After the incubation period, the brackets were gently washed with distilled water and adhered cells were fixed with 99% methanol (Isofar, Rio de Janeiro, Brazil) for 15 minutes. The brackets were dried and immersed in a 0.1% crystal violet solution (Isofar, Rio de Janeiro, Brazil) for 20 minutes. The excess of crystal violet was removed and each well washed 5 times with distilled water. Then, the crystal violet impregnated in the biofilm was dissolved with the addition of 100 μL of acetic acid 33% (Isofar) and the OD of the cells measured at 590 nm (BioPhotometer Plus, Eppendorf, Hamburg, Germany), to quantify the total biomass of the adhered biofilm. Absorption values from the control group were subtracted from those obtained from the experimental groups to eliminate medium interference.

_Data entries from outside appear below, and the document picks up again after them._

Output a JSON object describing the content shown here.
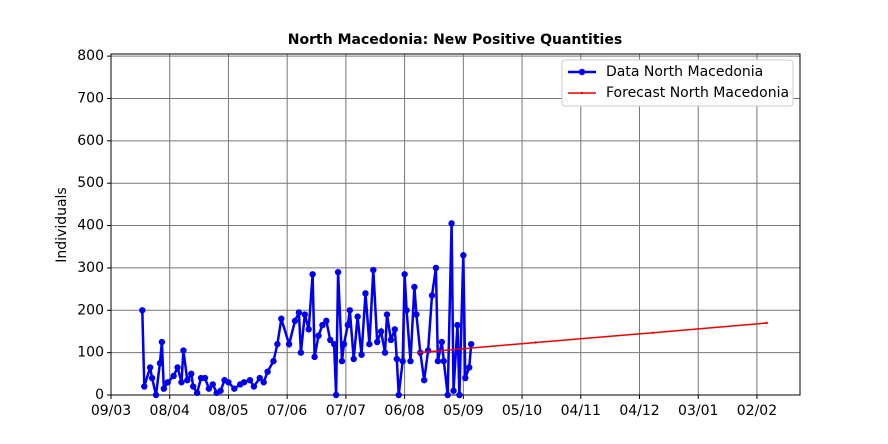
{
  "chart_data": {
    "type": "line",
    "title": "North Macedonia: New Positive Quantities",
    "y_label": "Individuals",
    "xlim": [
      "09/03",
      "24/02"
    ],
    "xticks": [
      "09/03",
      "08/04",
      "08/05",
      "07/06",
      "07/07",
      "06/08",
      "05/09",
      "05/10",
      "04/11",
      "04/12",
      "03/01",
      "02/02"
    ],
    "ylim": [
      0,
      805
    ],
    "yticks": [
      0,
      100,
      200,
      300,
      400,
      500,
      600,
      700,
      800
    ],
    "grid": true,
    "legend": "upper right",
    "series": [
      {
        "name": "Data North Macedonia",
        "color": "#0000ee",
        "x": [
          "25/03",
          "26/03",
          "29/03",
          "30/03",
          "01/04",
          "03/04",
          "04/04",
          "05/04",
          "07/04",
          "10/04",
          "12/04",
          "14/04",
          "15/04",
          "17/04",
          "19/04",
          "20/04",
          "22/04",
          "24/04",
          "26/04",
          "28/04",
          "30/04",
          "02/05",
          "04/05",
          "06/05",
          "08/05",
          "11/05",
          "14/05",
          "16/05",
          "19/05",
          "21/05",
          "24/05",
          "26/05",
          "28/05",
          "31/05",
          "02/06",
          "04/06",
          "08/06",
          "11/06",
          "13/06",
          "14/06",
          "16/06",
          "18/06",
          "20/06",
          "21/06",
          "23/06",
          "25/06",
          "27/06",
          "29/06",
          "01/07",
          "02/07",
          "03/07",
          "05/07",
          "06/07",
          "08/07",
          "09/07",
          "11/07",
          "13/07",
          "15/07",
          "17/07",
          "19/07",
          "21/07",
          "23/07",
          "25/07",
          "27/07",
          "28/07",
          "30/07",
          "01/08",
          "02/08",
          "03/08",
          "05/08",
          "06/08",
          "07/08",
          "09/08",
          "11/08",
          "12/08",
          "14/08",
          "16/08",
          "18/08",
          "20/08",
          "22/08",
          "23/08",
          "25/08",
          "26/08",
          "28/08",
          "30/08",
          "31/08",
          "02/09",
          "03/09",
          "05/09",
          "06/09",
          "08/09",
          "09/09"
        ],
        "values": [
          200,
          20,
          65,
          40,
          0,
          75,
          125,
          15,
          30,
          45,
          65,
          30,
          105,
          35,
          50,
          20,
          5,
          40,
          40,
          15,
          25,
          5,
          10,
          35,
          30,
          15,
          25,
          30,
          35,
          20,
          40,
          30,
          55,
          80,
          120,
          180,
          120,
          175,
          195,
          100,
          190,
          155,
          285,
          90,
          140,
          165,
          175,
          130,
          120,
          0,
          290,
          80,
          120,
          165,
          200,
          85,
          185,
          95,
          240,
          120,
          295,
          125,
          150,
          100,
          190,
          130,
          155,
          85,
          0,
          80,
          285,
          200,
          80,
          255,
          190,
          100,
          35,
          105,
          235,
          300,
          80,
          125,
          80,
          0,
          405,
          10,
          165,
          0,
          330,
          40,
          65,
          120
        ]
      },
      {
        "name": "Forecast North Macedonia",
        "color": "#ee0000",
        "x": [
          "13/08",
          "12/10",
          "11/12",
          "07/02"
        ],
        "values": [
          100,
          124,
          147,
          170
        ]
      }
    ]
  }
}
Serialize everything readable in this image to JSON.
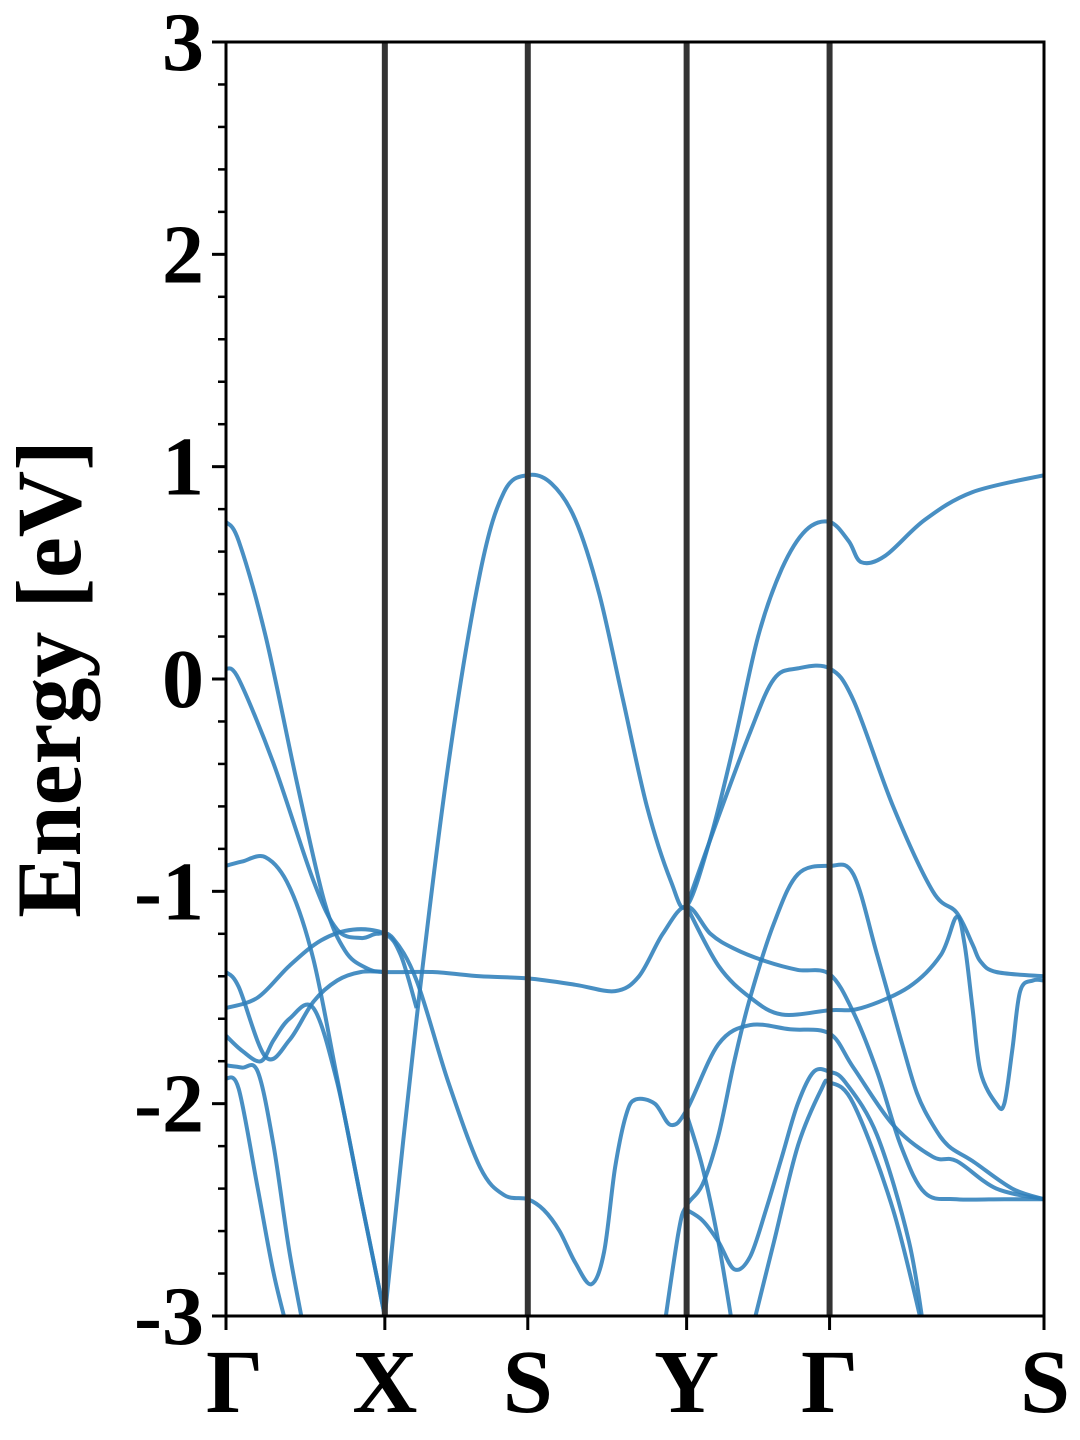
{
  "chart_data": {
    "type": "line",
    "title": "",
    "xlabel": "",
    "ylabel": "Energy [eV]",
    "ylim": [
      -3,
      3
    ],
    "grid": false,
    "line_color": "#2f7fbb",
    "divider_color": "#333333",
    "yticks": [
      {
        "value": 3,
        "label": "3"
      },
      {
        "value": 2,
        "label": "2"
      },
      {
        "value": 1,
        "label": "1"
      },
      {
        "value": 0,
        "label": "0"
      },
      {
        "value": -1,
        "label": "-1"
      },
      {
        "value": -2,
        "label": "-2"
      },
      {
        "value": -3,
        "label": "-3"
      }
    ],
    "kpoints": [
      {
        "label": "Γ",
        "x": 0.0
      },
      {
        "label": "X",
        "x": 1.0
      },
      {
        "label": "S",
        "x": 1.9
      },
      {
        "label": "Y",
        "x": 2.9
      },
      {
        "label": "Γ",
        "x": 3.8
      },
      {
        "label": "S",
        "x": 5.15
      }
    ],
    "series": [
      {
        "points": [
          [
            0,
            0.74
          ],
          [
            0.08,
            0.65
          ],
          [
            0.25,
            0.2
          ],
          [
            0.45,
            -0.5
          ],
          [
            0.62,
            -1.05
          ],
          [
            0.75,
            -1.28
          ],
          [
            0.88,
            -1.36
          ],
          [
            1.0,
            -1.38
          ],
          [
            1.3,
            -1.38
          ],
          [
            1.6,
            -1.4
          ],
          [
            1.9,
            -1.41
          ],
          [
            2.2,
            -1.44
          ],
          [
            2.45,
            -1.47
          ],
          [
            2.6,
            -1.4
          ],
          [
            2.75,
            -1.2
          ],
          [
            2.9,
            -1.07
          ],
          [
            3.05,
            -1.2
          ],
          [
            3.2,
            -1.27
          ],
          [
            3.4,
            -1.33
          ],
          [
            3.6,
            -1.37
          ],
          [
            3.8,
            -1.39
          ],
          [
            3.95,
            -1.57
          ],
          [
            4.1,
            -1.85
          ],
          [
            4.25,
            -2.2
          ],
          [
            4.4,
            -2.42
          ],
          [
            4.6,
            -2.45
          ],
          [
            4.9,
            -2.45
          ],
          [
            5.15,
            -2.45
          ]
        ]
      },
      {
        "points": [
          [
            0,
            0.05
          ],
          [
            0.08,
            0.0
          ],
          [
            0.3,
            -0.4
          ],
          [
            0.55,
            -0.95
          ],
          [
            0.7,
            -1.18
          ],
          [
            0.85,
            -1.22
          ],
          [
            0.95,
            -1.2
          ],
          [
            1.05,
            -1.22
          ],
          [
            1.2,
            -1.42
          ],
          [
            1.4,
            -1.9
          ],
          [
            1.6,
            -2.3
          ],
          [
            1.75,
            -2.43
          ],
          [
            1.9,
            -2.45
          ],
          [
            2.0,
            -2.5
          ],
          [
            2.1,
            -2.6
          ],
          [
            2.2,
            -2.75
          ],
          [
            2.3,
            -2.85
          ],
          [
            2.38,
            -2.7
          ],
          [
            2.45,
            -2.3
          ],
          [
            2.52,
            -2.05
          ],
          [
            2.58,
            -1.98
          ],
          [
            2.7,
            -2.0
          ],
          [
            2.8,
            -2.1
          ],
          [
            2.9,
            -2.03
          ],
          [
            3.1,
            -1.72
          ],
          [
            3.3,
            -1.63
          ],
          [
            3.55,
            -1.65
          ],
          [
            3.8,
            -1.67
          ],
          [
            3.95,
            -1.83
          ],
          [
            4.2,
            -2.1
          ],
          [
            4.45,
            -2.25
          ],
          [
            4.6,
            -2.27
          ],
          [
            4.85,
            -2.4
          ],
          [
            5.15,
            -2.45
          ]
        ]
      },
      {
        "points": [
          [
            0,
            -0.88
          ],
          [
            0.1,
            -0.86
          ],
          [
            0.25,
            -0.84
          ],
          [
            0.4,
            -0.98
          ],
          [
            0.55,
            -1.32
          ],
          [
            0.7,
            -1.88
          ],
          [
            0.85,
            -2.45
          ],
          [
            1.0,
            -3.0
          ]
        ]
      },
      {
        "points": [
          [
            1.0,
            -3.0
          ],
          [
            1.2,
            -1.6
          ],
          [
            1.4,
            -0.4
          ],
          [
            1.6,
            0.5
          ],
          [
            1.75,
            0.88
          ],
          [
            1.9,
            0.96
          ],
          [
            2.05,
            0.92
          ],
          [
            2.2,
            0.75
          ],
          [
            2.35,
            0.4
          ],
          [
            2.5,
            -0.1
          ],
          [
            2.65,
            -0.6
          ],
          [
            2.8,
            -0.95
          ],
          [
            2.9,
            -1.07
          ],
          [
            3.05,
            -0.75
          ],
          [
            3.2,
            -0.3
          ],
          [
            3.35,
            0.2
          ],
          [
            3.5,
            0.52
          ],
          [
            3.65,
            0.7
          ],
          [
            3.8,
            0.74
          ],
          [
            3.92,
            0.65
          ],
          [
            4.0,
            0.55
          ],
          [
            4.15,
            0.58
          ],
          [
            4.4,
            0.75
          ],
          [
            4.7,
            0.88
          ],
          [
            5.15,
            0.96
          ]
        ]
      },
      {
        "points": [
          [
            0,
            -1.55
          ],
          [
            0.2,
            -1.5
          ],
          [
            0.4,
            -1.35
          ],
          [
            0.6,
            -1.23
          ],
          [
            0.8,
            -1.18
          ],
          [
            1.0,
            -1.2
          ],
          [
            1.1,
            -1.3
          ],
          [
            1.2,
            -1.55
          ]
        ]
      },
      {
        "points": [
          [
            0,
            -1.38
          ],
          [
            0.08,
            -1.45
          ],
          [
            0.25,
            -1.78
          ],
          [
            0.4,
            -1.7
          ],
          [
            0.55,
            -1.52
          ],
          [
            0.7,
            -1.42
          ],
          [
            0.85,
            -1.38
          ],
          [
            1.0,
            -1.38
          ]
        ]
      },
      {
        "points": [
          [
            0,
            -1.68
          ],
          [
            0.1,
            -1.75
          ],
          [
            0.22,
            -1.8
          ],
          [
            0.3,
            -1.7
          ],
          [
            0.4,
            -1.6
          ],
          [
            0.55,
            -1.55
          ],
          [
            0.7,
            -1.9
          ],
          [
            0.85,
            -2.45
          ],
          [
            1.0,
            -3.0
          ]
        ]
      },
      {
        "points": [
          [
            0,
            -1.82
          ],
          [
            0.1,
            -1.83
          ],
          [
            0.2,
            -1.85
          ],
          [
            0.3,
            -2.2
          ],
          [
            0.4,
            -2.7
          ],
          [
            0.5,
            -3.1
          ]
        ]
      },
      {
        "points": [
          [
            0,
            -1.88
          ],
          [
            0.08,
            -1.93
          ],
          [
            0.2,
            -2.4
          ],
          [
            0.3,
            -2.8
          ],
          [
            0.4,
            -3.1
          ]
        ]
      },
      {
        "points": [
          [
            2.75,
            -3.1
          ],
          [
            2.85,
            -2.6
          ],
          [
            2.9,
            -2.48
          ],
          [
            3.0,
            -2.38
          ],
          [
            3.1,
            -2.15
          ],
          [
            3.2,
            -1.8
          ],
          [
            3.3,
            -1.5
          ],
          [
            3.45,
            -1.15
          ],
          [
            3.6,
            -0.92
          ],
          [
            3.8,
            -0.88
          ],
          [
            3.95,
            -0.92
          ],
          [
            4.1,
            -1.3
          ],
          [
            4.25,
            -1.7
          ],
          [
            4.35,
            -1.95
          ],
          [
            4.45,
            -2.1
          ],
          [
            4.55,
            -2.2
          ],
          [
            4.7,
            -2.27
          ],
          [
            4.95,
            -2.4
          ],
          [
            5.15,
            -2.45
          ]
        ]
      },
      {
        "points": [
          [
            2.9,
            -2.5
          ],
          [
            3.0,
            -2.55
          ],
          [
            3.1,
            -2.65
          ],
          [
            3.2,
            -2.78
          ],
          [
            3.3,
            -2.72
          ],
          [
            3.4,
            -2.5
          ],
          [
            3.5,
            -2.25
          ],
          [
            3.6,
            -2.0
          ],
          [
            3.7,
            -1.85
          ],
          [
            3.8,
            -1.85
          ],
          [
            3.9,
            -1.9
          ],
          [
            4.1,
            -2.15
          ],
          [
            4.3,
            -2.65
          ],
          [
            4.4,
            -3.1
          ]
        ]
      },
      {
        "points": [
          [
            2.9,
            -2.05
          ],
          [
            3.0,
            -2.3
          ],
          [
            3.1,
            -2.65
          ],
          [
            3.2,
            -3.1
          ]
        ]
      },
      {
        "points": [
          [
            3.3,
            -3.1
          ],
          [
            3.45,
            -2.65
          ],
          [
            3.6,
            -2.2
          ],
          [
            3.75,
            -1.93
          ],
          [
            3.8,
            -1.9
          ],
          [
            3.95,
            -2.0
          ],
          [
            4.2,
            -2.5
          ],
          [
            4.4,
            -3.1
          ]
        ]
      },
      {
        "points": [
          [
            2.9,
            -1.07
          ],
          [
            3.1,
            -0.65
          ],
          [
            3.3,
            -0.25
          ],
          [
            3.45,
            0.0
          ],
          [
            3.6,
            0.05
          ],
          [
            3.8,
            0.05
          ],
          [
            3.95,
            -0.1
          ],
          [
            4.2,
            -0.6
          ],
          [
            4.45,
            -1.0
          ],
          [
            4.6,
            -1.1
          ],
          [
            4.7,
            -1.25
          ],
          [
            4.75,
            -1.33
          ],
          [
            4.85,
            -1.38
          ],
          [
            5.15,
            -1.4
          ]
        ]
      },
      {
        "points": [
          [
            2.9,
            -1.07
          ],
          [
            3.1,
            -1.35
          ],
          [
            3.3,
            -1.5
          ],
          [
            3.5,
            -1.58
          ],
          [
            3.8,
            -1.56
          ],
          [
            4.0,
            -1.55
          ],
          [
            4.3,
            -1.45
          ],
          [
            4.5,
            -1.3
          ],
          [
            4.6,
            -1.12
          ],
          [
            4.65,
            -1.25
          ],
          [
            4.7,
            -1.55
          ],
          [
            4.75,
            -1.85
          ],
          [
            4.85,
            -2.0
          ],
          [
            4.9,
            -2.0
          ],
          [
            4.95,
            -1.75
          ],
          [
            5.0,
            -1.47
          ],
          [
            5.08,
            -1.42
          ],
          [
            5.15,
            -1.42
          ]
        ]
      }
    ]
  }
}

Intraclass correlation coefficient was applied to test the repeatability of assessments and normality was assessed through the Shapiro-Wilk test. A comparative analysis of S. mutans biofilm formation and the type of coating among the groups was analyzed by 1-way analysis of variance. The level of significance adopted was α = 5%. The software Bioestat statistical (version 5.3; Mamirauá, Belém, Brazil) was used for statistical analysis.
Deposition of thin films resulted in darkened brackets in the TNCP and TN groups, when compared with the NC group ( Fig 1 ).
Figure 2 depicts scanning electron micrographs of superficial aspects of the brackets in NC, TNCP, and TN groups, respectively. A homogeneous surface morphology could be observed on the bracket tie wings of all groups. In contrast, Figure 3 shows the presence of particles of different sizes on the bracket’s slot area with a thin film of TNCP, what does not occur in NC and TN groups.
Analysis through EDS confirmed the presence of Ti, calcium, and phosphorus on the surface of brackets from the TNCP group and Ti on those from the TN group. Shadows of the elements iron, chrome, manganese, nickel, and silicon are present in all evaluations, as these are chemical constituents of the brackets ( Table I ).